El extraño
(Adaptación del original; autor desconocido)
Pocos meses antes de que yo naciera, mi papá conoció a un extraño recién llegado a nuestro pueblito de Tennessee. Desde el comienzo, mi papá estaba fascinado con sus encantos, y no tardó en invitarlo a vivir con la familia. Fue aceptado rápidamente y en pocos meses me dio la bienvenida en el mundo.
Mientras crecía nunca cuestioné su lugar en la familia; en mi mente infantil, cada miembro tenía su lugar: mi hermano, Guillermo, cinco años mayor que yo, era mi modelo; y Francisca, mi hermanita menor, me dio la oportunidad de jugar a “la mayor” y de desarrollar el arte del fastidio.
Mis padres fueron instructores complementarios: mi madre me enseñó a amar la palabra de Dios; mi papá, a obedecerla. Pero el extraño fue el narrador; él podía urdir las historias más fascinantes. La aventura, el misterio y la comedia eran las conversaciones diarias. Podía tener a toda la familia hechizada por horas en las tardes. Si yo quería saber de política, historia o ciencia, él se las sabía todas.
Sabía del pasado, comprendía el presente, y aparentemente podía predecir el futuro. Las imágenes que dibujaba eran tan vívidas que frecuentemente me reía o lloraba mientras observaba.
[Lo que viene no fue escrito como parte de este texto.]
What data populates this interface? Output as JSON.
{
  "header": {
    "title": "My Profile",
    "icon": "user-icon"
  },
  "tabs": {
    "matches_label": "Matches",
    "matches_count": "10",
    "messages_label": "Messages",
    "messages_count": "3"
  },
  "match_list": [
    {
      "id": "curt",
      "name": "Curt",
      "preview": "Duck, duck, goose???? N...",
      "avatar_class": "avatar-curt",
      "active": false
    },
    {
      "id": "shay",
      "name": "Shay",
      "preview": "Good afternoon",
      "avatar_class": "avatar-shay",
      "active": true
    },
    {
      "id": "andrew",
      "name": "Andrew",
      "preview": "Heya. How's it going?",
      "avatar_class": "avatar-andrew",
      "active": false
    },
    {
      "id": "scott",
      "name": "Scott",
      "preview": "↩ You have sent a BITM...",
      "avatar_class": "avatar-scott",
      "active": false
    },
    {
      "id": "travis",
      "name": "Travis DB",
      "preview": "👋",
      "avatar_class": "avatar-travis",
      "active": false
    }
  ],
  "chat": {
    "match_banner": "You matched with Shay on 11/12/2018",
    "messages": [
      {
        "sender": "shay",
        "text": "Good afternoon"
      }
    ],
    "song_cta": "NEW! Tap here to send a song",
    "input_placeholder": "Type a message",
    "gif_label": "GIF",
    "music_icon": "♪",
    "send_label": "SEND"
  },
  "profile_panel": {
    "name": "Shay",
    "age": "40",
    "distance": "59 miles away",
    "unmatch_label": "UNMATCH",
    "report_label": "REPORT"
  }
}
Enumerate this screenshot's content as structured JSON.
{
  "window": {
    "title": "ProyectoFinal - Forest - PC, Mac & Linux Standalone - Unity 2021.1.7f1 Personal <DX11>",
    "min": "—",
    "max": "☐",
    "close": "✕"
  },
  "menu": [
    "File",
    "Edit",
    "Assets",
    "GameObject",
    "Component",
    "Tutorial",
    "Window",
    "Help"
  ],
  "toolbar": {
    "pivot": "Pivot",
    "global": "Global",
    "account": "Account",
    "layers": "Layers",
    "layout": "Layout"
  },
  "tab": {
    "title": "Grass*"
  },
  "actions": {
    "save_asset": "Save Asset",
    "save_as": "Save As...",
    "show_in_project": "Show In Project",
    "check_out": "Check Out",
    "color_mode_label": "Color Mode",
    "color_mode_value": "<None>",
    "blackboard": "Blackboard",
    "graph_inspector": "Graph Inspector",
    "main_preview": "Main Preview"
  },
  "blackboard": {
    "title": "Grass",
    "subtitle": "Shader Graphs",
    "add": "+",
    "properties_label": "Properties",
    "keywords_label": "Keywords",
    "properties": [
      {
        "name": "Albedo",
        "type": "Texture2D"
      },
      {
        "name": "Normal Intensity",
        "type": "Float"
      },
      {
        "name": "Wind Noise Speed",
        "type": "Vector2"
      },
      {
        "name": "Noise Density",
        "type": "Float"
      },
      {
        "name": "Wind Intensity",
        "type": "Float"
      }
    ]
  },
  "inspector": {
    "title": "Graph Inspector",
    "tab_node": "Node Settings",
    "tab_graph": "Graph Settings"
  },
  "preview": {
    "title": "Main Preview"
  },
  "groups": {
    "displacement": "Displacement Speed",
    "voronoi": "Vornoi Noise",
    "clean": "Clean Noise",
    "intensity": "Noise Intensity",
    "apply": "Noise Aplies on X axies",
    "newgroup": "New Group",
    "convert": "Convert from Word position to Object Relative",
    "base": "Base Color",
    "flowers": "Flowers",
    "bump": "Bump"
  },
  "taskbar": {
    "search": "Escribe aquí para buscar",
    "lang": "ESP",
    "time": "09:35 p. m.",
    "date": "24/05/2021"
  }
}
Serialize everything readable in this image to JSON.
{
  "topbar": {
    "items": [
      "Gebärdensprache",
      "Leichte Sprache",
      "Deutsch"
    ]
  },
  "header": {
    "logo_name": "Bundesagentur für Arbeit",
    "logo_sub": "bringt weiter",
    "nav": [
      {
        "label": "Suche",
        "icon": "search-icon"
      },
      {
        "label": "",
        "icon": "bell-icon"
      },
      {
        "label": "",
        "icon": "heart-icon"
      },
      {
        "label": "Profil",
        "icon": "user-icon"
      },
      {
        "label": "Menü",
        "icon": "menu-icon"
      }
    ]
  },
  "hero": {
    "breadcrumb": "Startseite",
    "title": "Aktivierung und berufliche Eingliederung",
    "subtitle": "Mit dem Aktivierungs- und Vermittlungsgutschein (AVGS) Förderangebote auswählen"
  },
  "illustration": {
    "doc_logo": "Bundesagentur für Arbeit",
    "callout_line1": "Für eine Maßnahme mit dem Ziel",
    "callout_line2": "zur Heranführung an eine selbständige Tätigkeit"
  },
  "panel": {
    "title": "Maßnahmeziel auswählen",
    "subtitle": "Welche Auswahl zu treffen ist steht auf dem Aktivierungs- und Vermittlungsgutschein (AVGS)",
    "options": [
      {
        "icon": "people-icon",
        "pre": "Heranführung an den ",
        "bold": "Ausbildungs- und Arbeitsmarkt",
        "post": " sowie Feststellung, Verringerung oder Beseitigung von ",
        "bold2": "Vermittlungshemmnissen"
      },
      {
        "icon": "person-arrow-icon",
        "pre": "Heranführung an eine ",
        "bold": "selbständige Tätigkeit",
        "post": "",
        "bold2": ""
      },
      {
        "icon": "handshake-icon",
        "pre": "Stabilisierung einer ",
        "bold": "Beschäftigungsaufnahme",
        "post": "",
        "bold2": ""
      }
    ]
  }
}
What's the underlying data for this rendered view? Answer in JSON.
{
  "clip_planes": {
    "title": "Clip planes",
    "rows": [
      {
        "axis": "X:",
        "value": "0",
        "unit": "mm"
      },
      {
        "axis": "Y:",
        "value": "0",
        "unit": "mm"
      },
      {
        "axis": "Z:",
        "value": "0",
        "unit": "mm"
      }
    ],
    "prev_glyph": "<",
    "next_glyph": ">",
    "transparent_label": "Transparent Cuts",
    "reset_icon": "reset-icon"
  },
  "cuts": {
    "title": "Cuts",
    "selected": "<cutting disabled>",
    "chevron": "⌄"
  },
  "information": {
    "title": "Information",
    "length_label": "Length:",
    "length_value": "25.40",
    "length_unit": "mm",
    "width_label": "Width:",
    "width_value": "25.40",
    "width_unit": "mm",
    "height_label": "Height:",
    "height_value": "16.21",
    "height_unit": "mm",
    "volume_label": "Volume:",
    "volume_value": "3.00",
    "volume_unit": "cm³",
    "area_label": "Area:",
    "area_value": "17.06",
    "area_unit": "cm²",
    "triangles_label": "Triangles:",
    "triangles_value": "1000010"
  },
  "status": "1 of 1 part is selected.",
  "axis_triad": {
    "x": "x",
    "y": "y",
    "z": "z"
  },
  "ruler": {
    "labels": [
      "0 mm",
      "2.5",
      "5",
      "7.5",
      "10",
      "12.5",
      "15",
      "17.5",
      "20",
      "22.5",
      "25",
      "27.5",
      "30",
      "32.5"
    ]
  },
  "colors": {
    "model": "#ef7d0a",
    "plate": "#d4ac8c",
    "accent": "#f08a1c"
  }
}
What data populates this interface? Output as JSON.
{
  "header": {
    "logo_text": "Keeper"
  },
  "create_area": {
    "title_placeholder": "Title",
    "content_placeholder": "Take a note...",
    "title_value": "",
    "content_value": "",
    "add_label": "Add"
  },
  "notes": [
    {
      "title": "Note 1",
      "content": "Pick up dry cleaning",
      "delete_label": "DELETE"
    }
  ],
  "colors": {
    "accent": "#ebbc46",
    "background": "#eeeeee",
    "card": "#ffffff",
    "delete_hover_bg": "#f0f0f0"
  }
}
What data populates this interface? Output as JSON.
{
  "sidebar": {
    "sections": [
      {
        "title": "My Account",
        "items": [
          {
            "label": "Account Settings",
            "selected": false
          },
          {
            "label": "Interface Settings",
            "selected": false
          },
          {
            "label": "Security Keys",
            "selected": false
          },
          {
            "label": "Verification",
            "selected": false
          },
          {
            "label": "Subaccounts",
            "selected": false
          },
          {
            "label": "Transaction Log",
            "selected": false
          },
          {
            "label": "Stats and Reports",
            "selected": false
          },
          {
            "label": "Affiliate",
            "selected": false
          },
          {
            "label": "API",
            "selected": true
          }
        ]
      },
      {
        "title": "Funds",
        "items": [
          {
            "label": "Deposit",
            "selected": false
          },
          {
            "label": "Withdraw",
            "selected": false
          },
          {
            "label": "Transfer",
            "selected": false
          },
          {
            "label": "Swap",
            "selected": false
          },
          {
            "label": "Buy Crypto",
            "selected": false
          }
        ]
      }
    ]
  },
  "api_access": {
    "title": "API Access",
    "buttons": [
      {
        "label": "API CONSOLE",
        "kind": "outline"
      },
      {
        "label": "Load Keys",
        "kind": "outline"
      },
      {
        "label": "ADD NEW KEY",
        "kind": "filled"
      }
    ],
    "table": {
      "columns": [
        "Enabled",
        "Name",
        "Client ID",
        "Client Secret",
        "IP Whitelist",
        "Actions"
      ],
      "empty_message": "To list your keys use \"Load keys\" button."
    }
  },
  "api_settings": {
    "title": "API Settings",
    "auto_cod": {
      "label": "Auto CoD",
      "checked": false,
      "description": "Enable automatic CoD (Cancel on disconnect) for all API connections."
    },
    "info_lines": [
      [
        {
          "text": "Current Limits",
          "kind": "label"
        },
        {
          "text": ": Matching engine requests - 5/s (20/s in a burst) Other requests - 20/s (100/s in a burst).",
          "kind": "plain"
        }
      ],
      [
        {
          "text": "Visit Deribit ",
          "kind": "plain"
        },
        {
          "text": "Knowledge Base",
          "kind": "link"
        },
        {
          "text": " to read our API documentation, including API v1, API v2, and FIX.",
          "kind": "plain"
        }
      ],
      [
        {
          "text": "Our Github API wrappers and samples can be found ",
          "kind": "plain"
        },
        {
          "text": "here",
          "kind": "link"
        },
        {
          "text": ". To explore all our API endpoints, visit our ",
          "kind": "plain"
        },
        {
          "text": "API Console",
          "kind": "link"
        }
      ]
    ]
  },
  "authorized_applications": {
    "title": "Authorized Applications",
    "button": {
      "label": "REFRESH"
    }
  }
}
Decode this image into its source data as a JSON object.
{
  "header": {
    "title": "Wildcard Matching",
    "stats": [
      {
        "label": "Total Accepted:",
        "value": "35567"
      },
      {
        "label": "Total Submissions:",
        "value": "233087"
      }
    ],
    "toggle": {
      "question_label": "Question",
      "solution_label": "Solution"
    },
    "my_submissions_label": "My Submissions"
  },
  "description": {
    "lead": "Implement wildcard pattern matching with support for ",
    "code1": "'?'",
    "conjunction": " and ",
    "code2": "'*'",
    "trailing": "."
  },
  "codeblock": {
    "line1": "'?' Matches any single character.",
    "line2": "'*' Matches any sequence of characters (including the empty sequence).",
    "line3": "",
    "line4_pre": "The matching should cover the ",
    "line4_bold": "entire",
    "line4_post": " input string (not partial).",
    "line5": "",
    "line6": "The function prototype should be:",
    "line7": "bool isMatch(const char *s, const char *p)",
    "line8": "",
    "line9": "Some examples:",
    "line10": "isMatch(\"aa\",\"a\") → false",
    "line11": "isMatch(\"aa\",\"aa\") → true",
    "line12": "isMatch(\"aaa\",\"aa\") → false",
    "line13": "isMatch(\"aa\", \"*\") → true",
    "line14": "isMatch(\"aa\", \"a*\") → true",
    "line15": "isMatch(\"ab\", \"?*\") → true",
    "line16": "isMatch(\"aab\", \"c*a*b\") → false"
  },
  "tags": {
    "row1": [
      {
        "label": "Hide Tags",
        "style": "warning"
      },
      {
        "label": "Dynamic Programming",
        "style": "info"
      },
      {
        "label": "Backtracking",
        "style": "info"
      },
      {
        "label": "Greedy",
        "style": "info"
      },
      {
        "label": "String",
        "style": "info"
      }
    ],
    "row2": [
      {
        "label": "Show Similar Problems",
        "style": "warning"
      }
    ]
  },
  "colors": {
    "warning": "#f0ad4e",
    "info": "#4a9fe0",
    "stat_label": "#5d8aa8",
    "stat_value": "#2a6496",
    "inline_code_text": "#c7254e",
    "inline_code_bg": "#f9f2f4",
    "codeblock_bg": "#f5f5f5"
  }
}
Fue como un amigo para toda la familia. Nos llevó a mi papá, a Guillermo y a mí a nuestro primer juego de las ligas mayores de béisbol. Siempre nos animba a ver las películas, y hasta hizo arreglos para introducirnos a varias estrellas de la industria del film. Mi hermano y yo estuvimos particularmente impresionados por John Wayne.
Hablaba, además, sin cesar. A mi papá no le molestaba, pero mi mamá en ocasiones se levantaría — en tanto el resto permanecía cautivado con una de sus historias de lugares lejanos — iría a su cuarto a leer la Biblia y a rezar.
Me pregunto ahora si alguna vez oró para que el extraño se fuera. Ustedes verán, mi papá mandaba en nuestro hogar con ciertas convicciones morales, pero este extraño nunca sintió alguna obligación para honrarlas.
Por ejemplo, no se permitían groserías en nuestra casa, ni por parte nuestra, de nuestros amigos o de los adultos. Sin embargo, nuestra visita ocasionalmente utilizaba palabras (esas de cuatro letras) que quemaban mis oídos o hacían retorcer a mi papá. Hasta donde yo sé, nunca se le dijo nada.
Mi papá era un abstemio que no permitía el alcohol en su casa, ni siquiera para cocinar. Pero el extraño sintió que necesitabamos exponernos, y nos reveló otros modos de vida: en muchas ocasiones nos ofreció cerveza y otras bebidas alcohólicas; nos presentó los cigarrillos como cosa deseable; los puros como de hombría, y las pipas como de la alta clase.
Hablaba sin reservas del sexo. Sus comentarios algunas veces eran descarados; otras, sugestivos; pero generalmente, vergonzosos.
Ahora sé que mis primeros conceptos acerca de las relaciones hombre-mujer estuvieron influidos por este extraño. En retrospectiva, creo que fue por la gracia de Dios que no nos influyera más. Vez tras vez se oponía a los valores de mis padres. Con todo, casi nunca se le reprendió, aunque, eso sí, nunca le pidieron que se fuera.
Han pasado más de treinta años desde que el extraño vino a vivir con la joven familia de la calle Amanecer. Ahora ya no es tan intrigante para mi papá como en aquellos primeros años. Pero si hoy entráramos a la casa de mis padres, todavía lo verán sentado en una esquina, esperando a que alguien lo escuche hablar y a que alguien lo mire dibujar.
¿Cuál es su nombre? Siempre le llamamos “Televisión.”